Jones followed his original tweet up with more insight into not only how he feels, but how others will likely perceive his words — defensively. “This is where people feel compelled to say ‘i wouldn’t change it for the world!'” he wrote. “But you know… Of course I’d reconsider! It’s exhausting! Its banal! It’s like looking after a dog you can’t housetrain. What it is, is that it is. & they are mine. Hopefully they turn out ok.”
Naturally, people stepped in to immediately tell Jones he’s wrong for feeling his feelings and (gasp) actually admitting them out loud. There’s an entire article that slams Jones because “parenting isn’t actually all about him and how he feels.” Except, it is. Parents are humans, too, just like their children. We deserve to have our feelings acknowledged and to be understood.
There’s been a number of responses also meant to shame him for confessing parenting isn’t 24/7 rainbows and butterflies:
Comments like these are not only self-serving, they tend to directly negate the advice these people are trying to give: It’s not about you, either.
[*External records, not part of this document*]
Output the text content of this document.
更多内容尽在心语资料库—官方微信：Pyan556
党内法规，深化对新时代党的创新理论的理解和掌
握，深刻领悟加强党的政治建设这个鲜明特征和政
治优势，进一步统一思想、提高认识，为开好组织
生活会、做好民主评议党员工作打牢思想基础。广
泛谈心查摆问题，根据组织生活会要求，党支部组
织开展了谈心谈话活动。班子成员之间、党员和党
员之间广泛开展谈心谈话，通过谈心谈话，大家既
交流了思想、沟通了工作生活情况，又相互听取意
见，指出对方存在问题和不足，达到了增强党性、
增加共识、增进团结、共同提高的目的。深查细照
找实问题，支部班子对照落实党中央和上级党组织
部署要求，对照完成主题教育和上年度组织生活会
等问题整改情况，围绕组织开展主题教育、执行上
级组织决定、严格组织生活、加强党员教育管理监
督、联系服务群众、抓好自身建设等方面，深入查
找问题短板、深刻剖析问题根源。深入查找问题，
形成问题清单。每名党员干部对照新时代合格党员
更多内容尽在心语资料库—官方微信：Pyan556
Jones was simply stating how he, as a father of two young children, is coping in that moment.
But here’s the thing. Kids are exhausting and frustrating and rarely fun, especially when they require your care for every single thing. They are life-destabilizing — anyone who says their lives are the same as before they had kids and are breezing through this parenting gig are lying. And that lie is more damaging, more devastating than any other single thing a person can tell you. It’s ok if you don’t always enjoy it.
Parenting is all-consuming. It takes all of you, every single day, with little recognition. It’s a sacrifice, for many it pays out in spades, but for some, it doesn’t. And that’s ok. It doesn’t mean their children will be cast aside or neglected or unloved. It just means parenting isn’t what they thought it would be. And that sucks.
Luckily, most of the comments on Jones’ post were supportive and encouraging. Many told him it would get better as his kids get older and thanked him for his honestly, because they felt like that, too.
That’s really all we need as parents is support of others, no matter how we’re feeling.